We discuss three object detection and segmentation scenarios
based on varying amounts of available auxiliary information. In
the first case, depth data are available for model training but
not available for testing. We propose a structured Hough voting
method for detecting objects with heavy occlusion in indoor
environments, in which we extend the Hough hypothesis space to
include both the object's location, and its visibility pattern.
We design a new score function that accumulates votes for object
detection and occlusion prediction. In addition, we explore the
correlation between objects and their environment, building a
depth-encoded object-context model based on RGBD data. In the
second case, we address the problem of localizing glass objects
with noisy and incomplete depth data. Our method integrates the
intensity and depth information from a single view point, and
builds a Markov Random Field that predicts glass boundary and
region jointly. In addition, we propose a nonparametric,
data-driven label transfer scheme for local glass boundary
estimation. A weighted voting scheme based on a joint feature
manifold is adopted to integrate depth and appearance cues, and
we learn a distance metric on the depth-encoded feature manifold.

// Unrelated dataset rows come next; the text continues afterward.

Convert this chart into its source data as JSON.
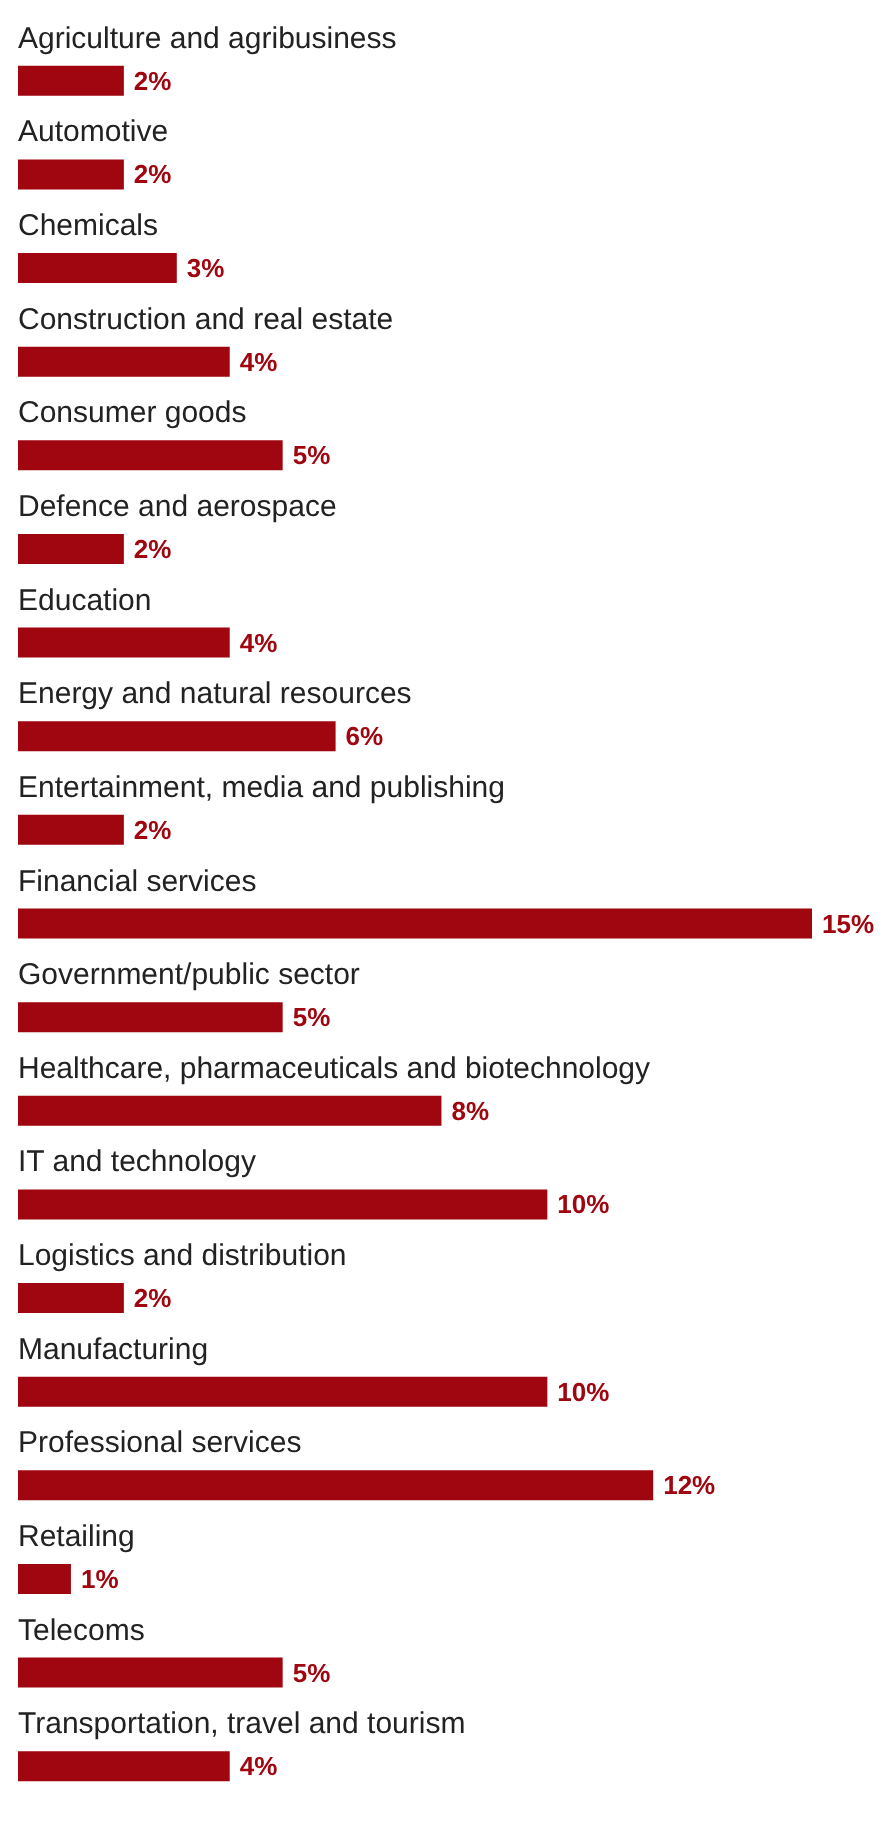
{
  "chart_data": {
    "type": "bar",
    "orientation": "horizontal",
    "color": "#a0060f",
    "value_labels": [
      "2%",
      "2%",
      "3%",
      "4%",
      "5%",
      "2%",
      "4%",
      "6%",
      "2%",
      "15%",
      "5%",
      "8%",
      "10%",
      "2%",
      "10%",
      "12%",
      "1%",
      "5%",
      "4%"
    ],
    "categories": [
      "Agriculture and agribusiness",
      "Automotive",
      "Chemicals",
      "Construction and real estate",
      "Consumer goods",
      "Defence and aerospace",
      "Education",
      "Energy and natural resources",
      "Entertainment, media and publishing",
      "Financial services",
      "Government/public sector",
      "Healthcare, pharmaceuticals and biotechnology",
      "IT and technology",
      "Logistics and distribution",
      "Manufacturing",
      "Professional services",
      "Retailing",
      "Telecoms",
      "Transportation, travel and tourism"
    ],
    "values": [
      2,
      2,
      3,
      4,
      5,
      2,
      4,
      6,
      2,
      15,
      5,
      8,
      10,
      2,
      10,
      12,
      1,
      5,
      4
    ]
  }
}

In the third case, we make use of unlabeled data to relax the
annotation requirements for object detection and segmentation,
and propose a novel data-dependent margin distribution learning
criterion for boosting, which utilizes the intrinsic geometric
structure of datasets. One key aspect of this method is that it
can seamlessly incorporate unlabeled data by including a graph
Laplacian regularizer. We demonstrate the performance of our
models and compare with baseline methods on several real-world
object detection and segmentation tasks, including indoor object
detection, glass object segmentation and foreground segmentation
in video